Something that seems to be missed by many in this debate is that the £30,000 bung is NOT really an option for anyone but the super-rich.
In my view the vast majority of non doms who currently claim the benefits of the remittance basis will choose NOT to do so after 5 April 2008.
In my view, the REAL reason for the new rules is to encourage the 2nd and 3rd generation non doms around the country to disclose their worldwide income and gains. Where these are already taxed overseas the additional UK tax payable thereon will often be significantly less than £30,000 – whihc is why they won’t want to pay the bung.
[£30,000 equates to 10% extra tax on £300,000 of income and gains]
Anyone who is disinclined to reveal their worldwide income and gains and instead to claim the remittance basis will lose the benefit of their personal allowance and their CGT annual exemption. They will also need to understand the new rules for identifying taxable remittances. This will be the real killer as few tax specialists, let alone general practitioners will be sufficiently expert to follow the new rules and able to explain them in a way that clients can understand.
The new remittance basis rules are already extraordinarily complex.
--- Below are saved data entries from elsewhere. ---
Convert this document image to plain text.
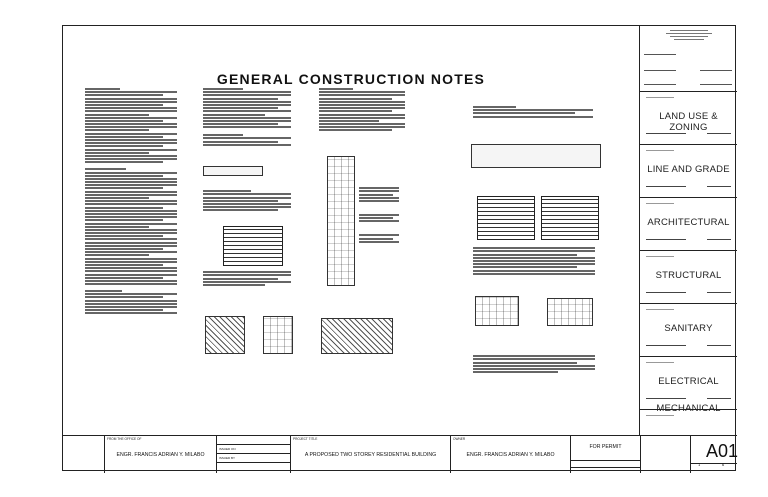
GENERAL CONSTRUCTION NOTES
LAND USE & ZONING
LINE AND GRADE
ARCHITECTURAL
STRUCTURAL
SANITARY
ELECTRICAL
MECHANICAL
FROM THE OFFICE OF
ENGR. FRANCIS ADRIAN Y. MILABO

ISSUED ON
ISSUED BY
PROJECT TITLE
A PROPOSED TWO STOREY RESIDENTIAL BUILDING
OWNER
ENGR. FRANCIS ADRIAN Y. MILABO
FOR PERMIT	A01
1	6
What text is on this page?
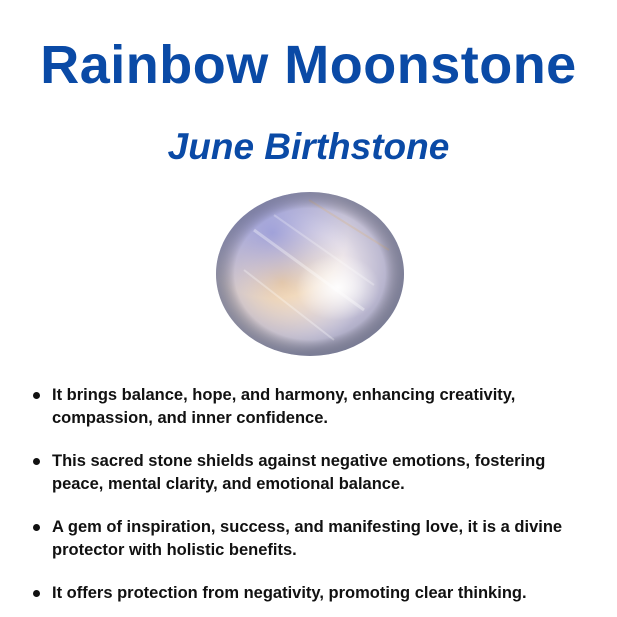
Rainbow Moonstone
June Birthstone
It brings balance, hope, and harmony, enhancing creativity, compassion, and inner confidence.
This sacred stone shields against negative emotions, fostering peace, mental clarity, and emotional balance.
A gem of inspiration, success, and manifesting love, it is a divine protector with holistic benefits.
It offers protection from negativity, promoting clear thinking.
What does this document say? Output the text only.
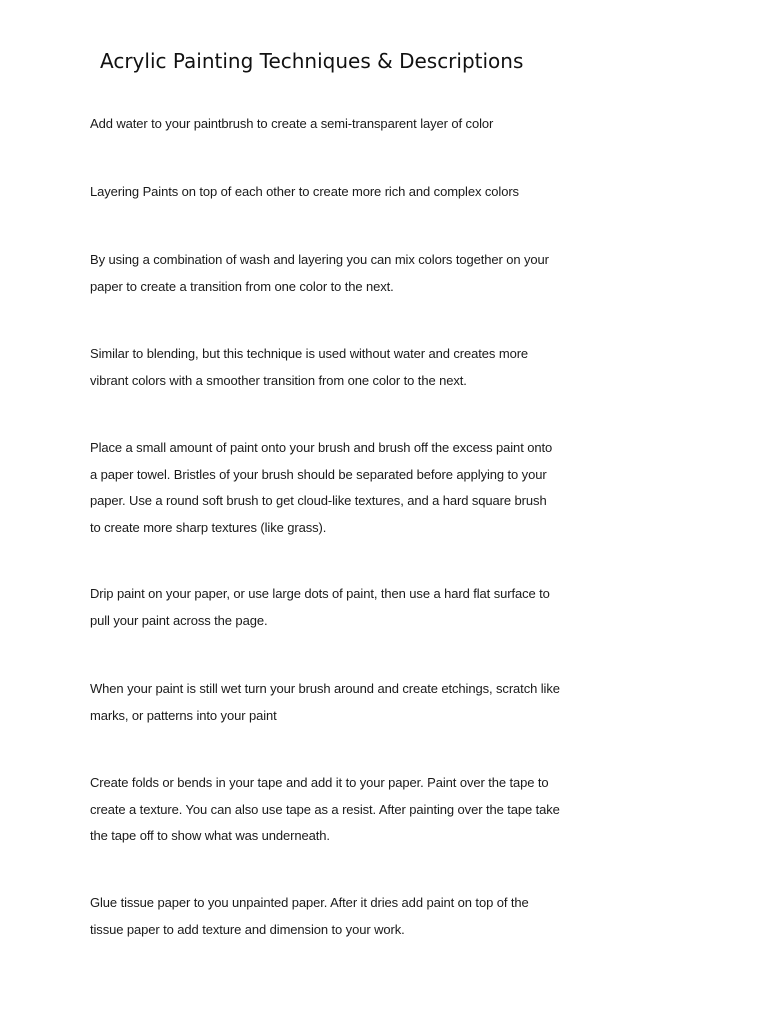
Acrylic Painting Techniques & Descriptions

Add water to your paintbrush to create a semi-transparent layer of color

Layering Paints on top of each other to create more rich and complex colors

By using a combination of wash and layering you can mix colors together on your paper to create a transition from one color to the next.

Similar to blending, but this technique is used without water and creates more vibrant colors with a smoother transition from one color to the next.

Place a small amount of paint onto your brush and brush off the excess paint onto a paper towel. Bristles of your brush should be separated before applying to your paper. Use a round soft brush to get cloud-like textures, and a hard square brush to create more sharp textures (like grass).

Drip paint on your paper, or use large dots of paint, then use a hard flat surface to pull your paint across the page.

When your paint is still wet turn your brush around and create etchings, scratch like marks, or patterns into your paint

Create folds or bends in your tape and add it to your paper. Paint over the tape to create a texture. You can also use tape as a resist. After painting over the tape take the tape off to show what was underneath.

Glue tissue paper to you unpainted paper. After it dries add paint on top of the tissue paper to add texture and dimension to your work.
Few people will want to have to try to understand them. I’m sure that’s deliberate.
You have hit the nail on the head. The proposals are quite clever at one level in that we move away from debating whether a person is domiciled in the UK (a subjective test so not one HMRC can hope to win against a living person with a domicile of origin outside the UK) to the objective criteria of “do you want to claim the remittance basis. If so that is 30,000 pounds please”. This will as you correctly note flush out vast numbers of non-doms at the lower/medium end of the spectrum into paying tax in the arising basis and enable HMRC to target its meagre resources far more effectively. What is disappointing is this deep fiasco of a process which has meant the government are now stuck in a terrible rut of its own making and even today are making concessions left, right and centre! Why on earth did they not take a cautious, sensible approach, implement this reform properly and then take the credit instead of looking even more stupid and incompetent than before?